Ganshoren 1083

Quelle solution lorsque le coronavirus s’invite sur les scènes de théâtre ? L’histoire d’un collectif bruxellois

Alors que le monde culturel tente une difficile reprise, les artistes font aussi face à des contaminations au Covid-19. Au-delà des risques financiers liés à la fréquentation ou la peur d’une contamination (malgré les mesures sanitaires mises en place), dans le cas où des artistes se trouvent être positifs, c’est toute la représentation qui est compromise.           
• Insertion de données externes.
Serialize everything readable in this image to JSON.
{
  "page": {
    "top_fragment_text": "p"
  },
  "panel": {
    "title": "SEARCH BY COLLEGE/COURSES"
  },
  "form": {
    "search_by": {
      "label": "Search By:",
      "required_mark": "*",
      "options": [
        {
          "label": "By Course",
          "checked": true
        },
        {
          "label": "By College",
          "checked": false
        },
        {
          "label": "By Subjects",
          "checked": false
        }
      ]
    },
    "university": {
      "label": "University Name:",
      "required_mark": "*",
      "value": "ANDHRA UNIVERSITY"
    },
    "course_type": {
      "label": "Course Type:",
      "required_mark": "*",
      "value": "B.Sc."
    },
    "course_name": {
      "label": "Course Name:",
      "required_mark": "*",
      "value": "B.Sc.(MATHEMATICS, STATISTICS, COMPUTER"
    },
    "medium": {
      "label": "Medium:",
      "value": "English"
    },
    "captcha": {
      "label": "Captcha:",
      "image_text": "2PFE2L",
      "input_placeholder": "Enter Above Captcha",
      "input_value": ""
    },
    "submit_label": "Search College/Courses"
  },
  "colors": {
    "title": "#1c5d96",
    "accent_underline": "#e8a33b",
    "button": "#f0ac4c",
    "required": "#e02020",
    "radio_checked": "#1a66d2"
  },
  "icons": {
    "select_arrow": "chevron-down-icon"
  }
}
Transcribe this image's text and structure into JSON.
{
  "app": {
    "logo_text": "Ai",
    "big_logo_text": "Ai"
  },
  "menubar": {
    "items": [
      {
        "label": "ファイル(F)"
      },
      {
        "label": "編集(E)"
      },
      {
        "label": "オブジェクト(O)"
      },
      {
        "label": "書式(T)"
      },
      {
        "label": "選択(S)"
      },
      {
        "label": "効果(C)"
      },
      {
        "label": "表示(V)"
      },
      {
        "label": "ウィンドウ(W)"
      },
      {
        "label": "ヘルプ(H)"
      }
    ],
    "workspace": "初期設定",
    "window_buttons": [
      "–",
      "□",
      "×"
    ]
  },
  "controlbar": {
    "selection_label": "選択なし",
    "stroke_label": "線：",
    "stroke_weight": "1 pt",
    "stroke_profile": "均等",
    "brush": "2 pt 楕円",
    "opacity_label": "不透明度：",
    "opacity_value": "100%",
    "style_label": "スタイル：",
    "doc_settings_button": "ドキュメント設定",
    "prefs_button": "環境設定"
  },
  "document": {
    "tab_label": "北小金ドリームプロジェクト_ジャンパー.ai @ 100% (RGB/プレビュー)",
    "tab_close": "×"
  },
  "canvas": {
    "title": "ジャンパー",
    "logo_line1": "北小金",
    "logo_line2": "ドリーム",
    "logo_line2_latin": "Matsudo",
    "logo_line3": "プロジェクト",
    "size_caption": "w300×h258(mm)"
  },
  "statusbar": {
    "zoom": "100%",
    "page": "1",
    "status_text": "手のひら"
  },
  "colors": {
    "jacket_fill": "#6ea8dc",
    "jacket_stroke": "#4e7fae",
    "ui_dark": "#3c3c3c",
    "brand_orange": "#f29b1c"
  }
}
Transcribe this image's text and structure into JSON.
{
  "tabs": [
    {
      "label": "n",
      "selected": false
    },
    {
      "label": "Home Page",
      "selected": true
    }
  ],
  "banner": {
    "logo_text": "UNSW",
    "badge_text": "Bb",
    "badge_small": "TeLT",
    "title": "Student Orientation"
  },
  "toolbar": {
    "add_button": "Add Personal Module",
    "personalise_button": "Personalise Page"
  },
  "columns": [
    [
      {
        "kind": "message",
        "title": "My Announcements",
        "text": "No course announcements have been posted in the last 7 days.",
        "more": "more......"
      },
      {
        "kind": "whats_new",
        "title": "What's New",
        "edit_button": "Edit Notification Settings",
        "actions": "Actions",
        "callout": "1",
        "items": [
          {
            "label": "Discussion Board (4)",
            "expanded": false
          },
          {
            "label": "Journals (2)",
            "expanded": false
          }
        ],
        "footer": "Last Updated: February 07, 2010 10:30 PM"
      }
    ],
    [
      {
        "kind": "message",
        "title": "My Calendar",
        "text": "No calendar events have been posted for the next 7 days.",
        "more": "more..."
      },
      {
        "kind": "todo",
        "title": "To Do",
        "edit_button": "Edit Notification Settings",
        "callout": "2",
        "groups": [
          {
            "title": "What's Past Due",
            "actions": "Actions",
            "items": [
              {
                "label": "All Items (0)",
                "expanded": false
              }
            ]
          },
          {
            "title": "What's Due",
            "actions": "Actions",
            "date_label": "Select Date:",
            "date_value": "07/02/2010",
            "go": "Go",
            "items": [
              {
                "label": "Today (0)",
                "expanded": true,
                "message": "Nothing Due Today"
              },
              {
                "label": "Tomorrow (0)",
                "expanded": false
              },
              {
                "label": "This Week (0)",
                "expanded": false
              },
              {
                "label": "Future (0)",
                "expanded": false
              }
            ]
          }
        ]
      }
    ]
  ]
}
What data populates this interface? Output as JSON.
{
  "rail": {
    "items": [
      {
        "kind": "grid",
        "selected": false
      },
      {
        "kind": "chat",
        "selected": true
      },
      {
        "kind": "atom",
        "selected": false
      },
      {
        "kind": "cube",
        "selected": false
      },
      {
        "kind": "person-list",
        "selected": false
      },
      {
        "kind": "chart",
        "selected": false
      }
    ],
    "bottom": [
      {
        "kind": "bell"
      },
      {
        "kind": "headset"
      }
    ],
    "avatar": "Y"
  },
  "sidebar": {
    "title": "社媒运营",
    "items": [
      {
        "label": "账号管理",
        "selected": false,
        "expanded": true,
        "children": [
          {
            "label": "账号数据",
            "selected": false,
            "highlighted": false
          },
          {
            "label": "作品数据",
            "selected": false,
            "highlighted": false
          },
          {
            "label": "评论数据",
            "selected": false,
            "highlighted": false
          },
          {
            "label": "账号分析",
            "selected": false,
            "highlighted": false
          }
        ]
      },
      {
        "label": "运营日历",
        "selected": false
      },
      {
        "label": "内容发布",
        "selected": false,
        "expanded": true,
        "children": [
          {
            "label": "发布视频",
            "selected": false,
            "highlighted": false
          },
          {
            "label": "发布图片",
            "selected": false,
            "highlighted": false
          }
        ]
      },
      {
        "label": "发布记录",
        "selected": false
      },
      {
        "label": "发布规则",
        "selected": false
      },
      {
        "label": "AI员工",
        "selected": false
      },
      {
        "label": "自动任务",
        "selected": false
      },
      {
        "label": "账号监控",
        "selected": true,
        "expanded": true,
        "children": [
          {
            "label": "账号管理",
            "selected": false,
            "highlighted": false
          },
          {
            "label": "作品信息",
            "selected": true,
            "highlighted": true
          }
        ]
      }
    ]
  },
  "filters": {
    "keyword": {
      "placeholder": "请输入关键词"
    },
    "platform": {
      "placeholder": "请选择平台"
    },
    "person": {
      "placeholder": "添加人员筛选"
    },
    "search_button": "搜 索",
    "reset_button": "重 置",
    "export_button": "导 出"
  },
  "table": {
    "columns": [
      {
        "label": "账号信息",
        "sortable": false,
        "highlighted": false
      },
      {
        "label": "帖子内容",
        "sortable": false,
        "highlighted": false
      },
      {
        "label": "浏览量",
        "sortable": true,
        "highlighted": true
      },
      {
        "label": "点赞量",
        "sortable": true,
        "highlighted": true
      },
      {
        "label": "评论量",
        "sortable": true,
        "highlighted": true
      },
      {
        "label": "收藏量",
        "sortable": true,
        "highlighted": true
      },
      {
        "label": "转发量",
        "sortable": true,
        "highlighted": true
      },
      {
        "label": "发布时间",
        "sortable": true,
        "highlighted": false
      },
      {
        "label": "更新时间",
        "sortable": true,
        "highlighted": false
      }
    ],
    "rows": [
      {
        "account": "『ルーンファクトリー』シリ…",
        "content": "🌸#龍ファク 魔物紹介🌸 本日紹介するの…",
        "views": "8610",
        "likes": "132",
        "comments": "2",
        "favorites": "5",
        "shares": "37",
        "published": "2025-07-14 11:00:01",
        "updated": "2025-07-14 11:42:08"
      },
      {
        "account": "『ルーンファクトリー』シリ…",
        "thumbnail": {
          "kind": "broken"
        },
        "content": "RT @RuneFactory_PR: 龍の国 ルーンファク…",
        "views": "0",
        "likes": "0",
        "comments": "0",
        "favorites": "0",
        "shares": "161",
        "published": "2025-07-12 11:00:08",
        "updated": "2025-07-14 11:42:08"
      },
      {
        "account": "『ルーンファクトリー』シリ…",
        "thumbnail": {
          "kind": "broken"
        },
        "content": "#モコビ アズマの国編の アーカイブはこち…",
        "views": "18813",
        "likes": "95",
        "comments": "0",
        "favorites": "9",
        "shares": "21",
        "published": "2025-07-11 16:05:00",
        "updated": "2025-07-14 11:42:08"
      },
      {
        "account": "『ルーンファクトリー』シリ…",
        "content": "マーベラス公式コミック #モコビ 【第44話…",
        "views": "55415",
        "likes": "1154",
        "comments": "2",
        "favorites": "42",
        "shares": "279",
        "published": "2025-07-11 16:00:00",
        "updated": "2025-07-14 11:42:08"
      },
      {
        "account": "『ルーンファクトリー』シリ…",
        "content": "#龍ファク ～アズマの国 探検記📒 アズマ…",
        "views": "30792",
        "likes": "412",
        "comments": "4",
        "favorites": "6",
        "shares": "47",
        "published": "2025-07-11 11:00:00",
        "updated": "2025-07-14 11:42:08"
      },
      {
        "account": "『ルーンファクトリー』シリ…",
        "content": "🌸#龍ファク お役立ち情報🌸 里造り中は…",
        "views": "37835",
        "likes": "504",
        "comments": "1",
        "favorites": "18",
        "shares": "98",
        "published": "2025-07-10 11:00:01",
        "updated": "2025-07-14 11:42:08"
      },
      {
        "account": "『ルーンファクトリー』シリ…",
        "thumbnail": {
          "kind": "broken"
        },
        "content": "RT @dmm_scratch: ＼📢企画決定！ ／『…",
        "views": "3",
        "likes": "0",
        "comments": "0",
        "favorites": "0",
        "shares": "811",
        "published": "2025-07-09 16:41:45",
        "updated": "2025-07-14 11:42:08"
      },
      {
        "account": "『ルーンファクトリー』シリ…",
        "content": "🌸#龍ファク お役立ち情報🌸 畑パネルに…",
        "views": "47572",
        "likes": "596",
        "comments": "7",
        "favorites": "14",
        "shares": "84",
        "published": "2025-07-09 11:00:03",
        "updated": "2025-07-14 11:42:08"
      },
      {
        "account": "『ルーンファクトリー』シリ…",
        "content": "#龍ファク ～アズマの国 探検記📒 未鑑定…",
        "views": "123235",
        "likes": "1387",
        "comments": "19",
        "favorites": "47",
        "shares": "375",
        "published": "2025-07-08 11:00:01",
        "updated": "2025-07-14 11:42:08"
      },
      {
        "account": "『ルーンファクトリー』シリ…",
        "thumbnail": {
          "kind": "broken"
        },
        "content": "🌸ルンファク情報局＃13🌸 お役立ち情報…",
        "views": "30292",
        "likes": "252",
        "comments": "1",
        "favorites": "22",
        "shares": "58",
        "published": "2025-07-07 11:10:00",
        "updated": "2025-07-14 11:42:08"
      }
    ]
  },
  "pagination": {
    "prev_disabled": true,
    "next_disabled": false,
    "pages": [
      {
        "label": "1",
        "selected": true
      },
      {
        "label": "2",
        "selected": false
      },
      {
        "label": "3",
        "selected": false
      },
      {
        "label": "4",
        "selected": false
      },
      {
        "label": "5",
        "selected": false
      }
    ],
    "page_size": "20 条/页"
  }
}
Si des personnes du public se trouvent être infectées, elles ne doivent simplement pas se présenter à la représentation. Hors, si la représentation est annulée par des infections au sein des acteurs, c’est le public, les artistes et l’organisation qui sont mis à mal. Cette situation est arrivée pour la pièce In solidum qui devait se jouer durant trois semaines au Théâtre de Poche à Bruxelles.

Lors de la semaine de répétition au théâtre, l’un des acteurs tombe malade… Le résultat de son test Covid étant positif, c’est tout le collectif qui a dû se faire tester. Finalement, c’est quatre personnes du collectif qui sont infectées.

Le cadre légal belge oblige les personnes ayant eu des contacts avec des personnes positives, à rester en quarantaine (quatorzaine). Même si un premier test s’avère négatif, un second durant la période d’incubation pourra se révéler positif. C’est ce qui est arrivé à l’un des acteurs de In solidum, Léopold Terlinden : "Dès que nous avons appris que l’un de nous était positif, chacun a respecté la quarantaine légale, et nous avons informé le Théâtre de Poche. Comme mon second test est positif, c’est déjà un soulagement que d’être bien resté isolé durant ce temps d’incubation".

Contactée par la RTBF, l'institution située au Bois de la Cambre ne souhaite pas faire de commentaire sur des situations comme celle-ci. Avec déjà 30% de perte de sa fréquentation depuis la reprise, cela met le théâtre financièrement en danger. "Nous sommes en très bons termes avec le Poche, ce qui, confie Léopold, nous a permis d’avoir rapidement la confirmation que nous y jouerons trois semaines en 2021 et dans une période propice à un beau taux de remplissage de la salle : avec notamment des représentations scolaires, etc."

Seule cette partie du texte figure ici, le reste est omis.